Nishioka Hiroshi
Department of Hypothalamic and Pituitary Surgery, Toranomon Hospital.
No Shinkei Geka. 2023 Jul;51(4):642-653. doi: 10.11477/mf.1436204797.
The major changes in the upcoming 5 edition of the "2022 WHO Classification of Endocrine and Neuroendocrine Tumors" include:(1)evolution of the nomenclature: from pituitary adenoma to pituitary neuroendocrine tumour(PitNET),(2)detailed subtyping of a PitNET based on the tumor lineage, cell type, and related characteristics,(3)endorsement of the routine use of immunohistochemistry for pituitary transcription factors(PIT1, TPIT, SF1, GATA3, and ER-alpha),(4)introduction of some additional clinicopathologically distinct PitNET subtypes,(5)introduction of the term "metastatic PitNET" to replace the previous terminology "pituitary carcinoma," and(6)unifying posterior lobe tumors, the family of pituicyte tumors that invariably express TTF1, et al. Currently, no widely agreed grading or staging systems for PitNETs exist. Prognosis varies by tumor subtype and certain tumor subtypes are recognized as more aggressive(high-risk PitNETs)than others. Potentially aggressive PitNETs should be identified on an individual basis upon considering the tumor subtype, proliferative potential, and tumor invasion assessment.
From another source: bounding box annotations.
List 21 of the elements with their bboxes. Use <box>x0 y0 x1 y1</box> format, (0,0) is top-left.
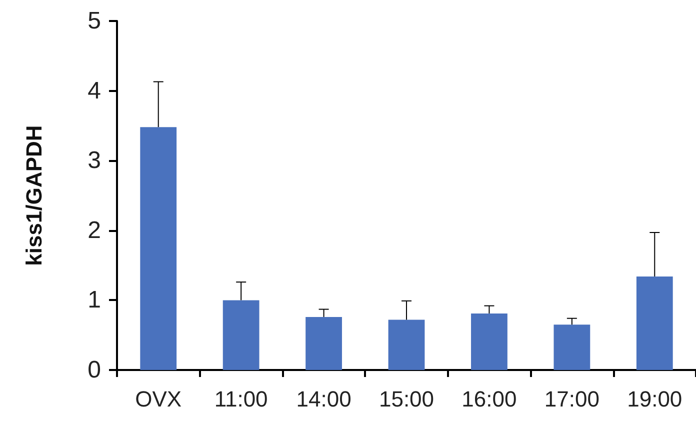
bar <box>471 313 508 370</box>
x-tick-label: 17:00 <box>544 386 600 412</box>
y-tick-label: 4 <box>88 77 101 104</box>
y-tick-label: 2 <box>88 216 101 244</box>
bar <box>554 324 590 370</box>
x-tick-label: 19:00 <box>627 386 682 412</box>
x-tick-label: 11:00 <box>214 386 268 412</box>
bar <box>222 300 260 370</box>
x-tick-label: 14:00 <box>296 386 352 412</box>
x-tick-label: 15:00 <box>378 386 434 412</box>
y-axis-title: kiss1/GAPDH <box>22 125 46 266</box>
x-tick-label: OVX <box>135 386 182 412</box>
bar <box>388 320 425 370</box>
y-tick-label: 3 <box>88 147 101 174</box>
bar <box>140 127 177 370</box>
bar <box>306 316 342 370</box>
y-tick-label: 1 <box>88 286 101 314</box>
bar <box>636 276 673 370</box>
x-tick-label: 16:00 <box>462 386 517 412</box>
y-tick-label: 0 <box>88 356 101 384</box>
y-tick-label: 5 <box>88 8 101 34</box>
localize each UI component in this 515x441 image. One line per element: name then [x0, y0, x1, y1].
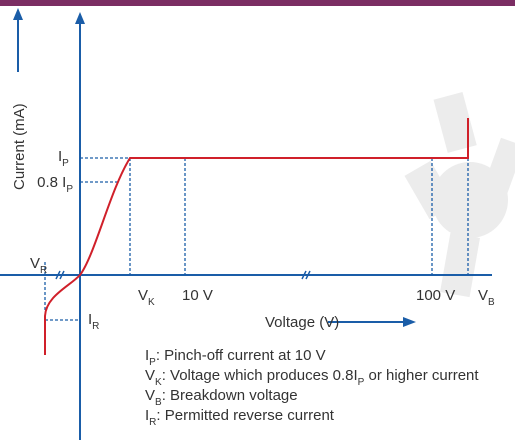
text-part: : Voltage which produces 0.8I — [162, 367, 358, 384]
label-v10: 10 V — [182, 287, 213, 304]
subscript: R — [149, 417, 156, 428]
text-part: V — [145, 387, 155, 404]
diagram: Current (mA) Voltage (V) IP0.8 IPVRVK10 … — [0, 0, 515, 441]
subscript: P — [62, 158, 69, 169]
subscript: B — [488, 297, 495, 308]
text-part: 10 V — [182, 287, 213, 304]
subscript: K — [148, 297, 155, 308]
subscript: P — [66, 184, 73, 195]
text-part: 0.8 I — [37, 174, 66, 191]
subscript: R — [40, 265, 47, 276]
text-part: : Permitted reverse current — [156, 407, 334, 424]
text-part: : Breakdown voltage — [162, 387, 298, 404]
x-axis-label: Voltage (V) — [265, 314, 339, 331]
text-part: V — [478, 287, 488, 304]
text-part: or higher current — [364, 367, 479, 384]
text-part: V — [138, 287, 148, 304]
text-part: V — [30, 255, 40, 272]
top-bar — [0, 0, 515, 6]
text-part: 100 V — [416, 287, 455, 304]
y-axis-label: Current (mA) — [11, 103, 28, 190]
text-part: V — [145, 367, 155, 384]
subscript: R — [92, 321, 99, 332]
text-part: : Pinch-off current at 10 V — [156, 347, 326, 364]
label-v100: 100 V — [416, 287, 455, 304]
即将出版的第5版《2022年世界卫生组织内分泌和神经内分泌肿瘤分类》中的主要变化包括:(1)命名法的演变:从垂体腺瘤到垂体神经内分泌肿瘤(PitNET);(2)根据肿瘤谱系、细胞类型和相关特征对PitNET进行详细的亚型分类;(3)认可垂体转录因子(PIT1、TPIT、SF1、GATA3和雌激素受体α)免疫组化的常规应用;(4)引入一些其他临床病理特征明显的PitNET亚型;(5)引入“转移性PitNET”一词以取代先前的术语“垂体癌”;(6)统一后叶肿瘤,即总是表达甲状腺转录因子1等的垂体细胞瘤家族。目前,尚无广泛认可的PitNET分级或分期系统。预后因肿瘤亚型而异,某些肿瘤亚型被认为比其他亚型更具侵袭性(高风险PitNET)。应在考虑肿瘤亚型、增殖潜能和肿瘤侵袭评估的基础上,对潜在侵袭性PitNET进行个体化识别。